Mechanisms of phytoestrogen biochanin A-induced vasorelaxation in renovascular hypertensive rats

Seok Choi; Won Suk Jung; Nam Soo Cho; Kwon Ho Ryu; Jae Yeoul Jun; Byung Chul Shin; Jong Hoon Chung; Cheol Ho Yeum

doi:10.1016/j.krcp.2014.08.003

Mechanisms of phytoestrogen biochanin A-induced vasorelaxation in renovascular hypertensive rats

Kidney Res Clin Pract. 2014 Dec;33(4):181-6. doi: 10.1016/j.krcp.2014.08.003. Epub 2014 Nov 12.

Authors

Seok Choi¹, Won Suk Jung², Nam Soo Cho², Kwon Ho Ryu¹, Jae Yeoul Jun¹, Byung Chul Shin³, Jong Hoon Chung³, Cheol Ho Yeum¹

Affiliations

¹ Department of Physiology, College of Medicine, Chosun University, Gwangju, Korea.
² Department of Emergency Medicine, College of Medicine, Chosun University, Gwangju, Korea.
³ Department of Internal Medicine, College of Medicine, Chosun University, Gwangju, Korea.

Abstract

Background: The plant-derived estrogen biochanin A is known to cause vasodilation, but its mechanism of action in hypertension remains unclear. This study was undertaken to investigate the effects and mechanisms of biochanin A on the thoracic aorta in two-kidney, one clip (2K1C) renovascular hypertensive rats.
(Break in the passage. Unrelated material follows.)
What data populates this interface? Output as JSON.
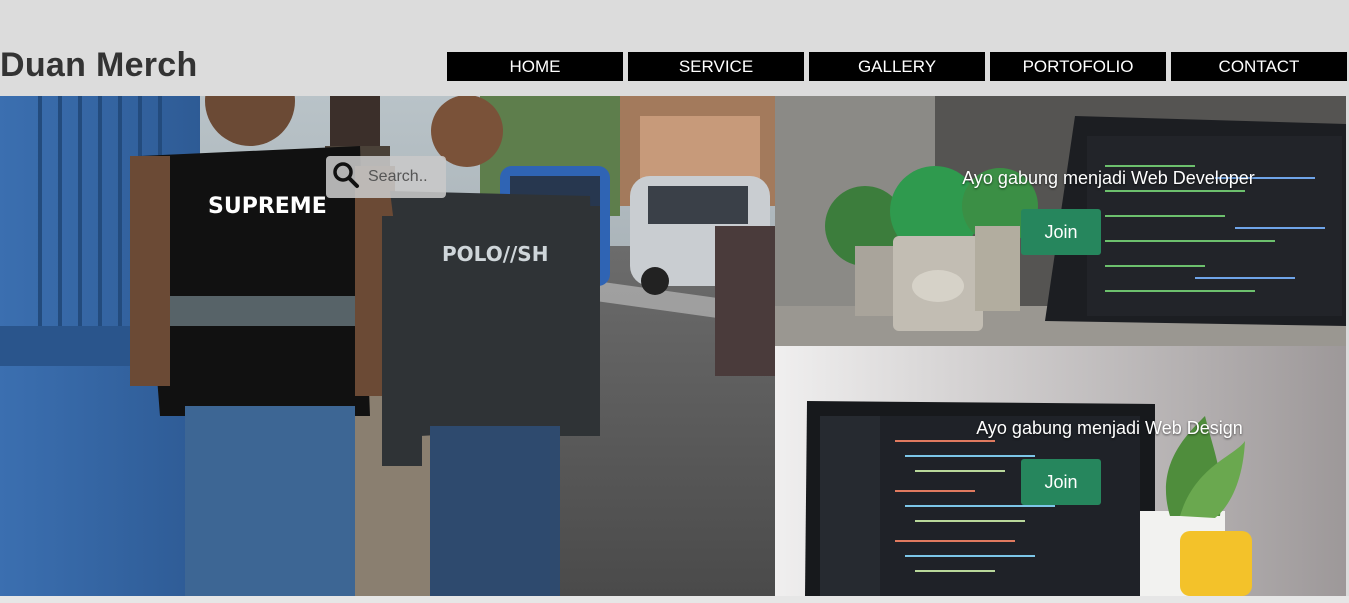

Methods: Hypertension was induced by clipping the left renal artery, and control age-matched rats were sham treated. Thoracic aortae were mounted in tissue baths to measure isometric tension.

Results: Biochanin A caused concentration-dependent relaxation in aortic rings from 2K1C hypertensive and sham-treated rats, which was greater in 2K1C rats than in sham rats. Biochanin A-induced relaxation was significantly attenuated by removing the endothelium in aortic rings from 2K1C rats, but not in sham rats. N (ω)-Nitro-l-arginine methyl ester, a nitric oxide synthase inhibitor, or indomethacin, a cyclooxygenase inhibitor, did not affect the biochanin A-induced relaxation in aortic rings from 2K1C and sham rats. By contrast, treatment with glibenclamide, a selective inhibitor of adenosine triphosphate-sensitive K(+) channels, or tetraethylammonium, an inhibitor of Ca(2+)-activated K(+) channels, significantly reduced biochanin A-induced relaxation in aortic rings from both groups. However, 4-aminopyridine, a selective inhibitor of voltage-dependent K(+) channels, inhibited the relaxation induced by biochanin A in 2K1C rats, whereas no significant differences were observed in sham rats.

Conclusion: These results suggest that the enhanced relaxation caused by biochanin A in aortic rings from hypertensive rats is endothelium dependent. Vascular smooth muscle K(+) channels may be involved in biochanin A-induced relaxation in aortae from hypertensive and normotensive rats. In addition, an endothelium-derived activation of voltage-dependent K(+) channels contributes, at least in part, to the relaxant effect of biochanin A in renovascular hypertension.

Keywords: Biochanin A; Endothelium; K+ channels; Renovascular hypertension.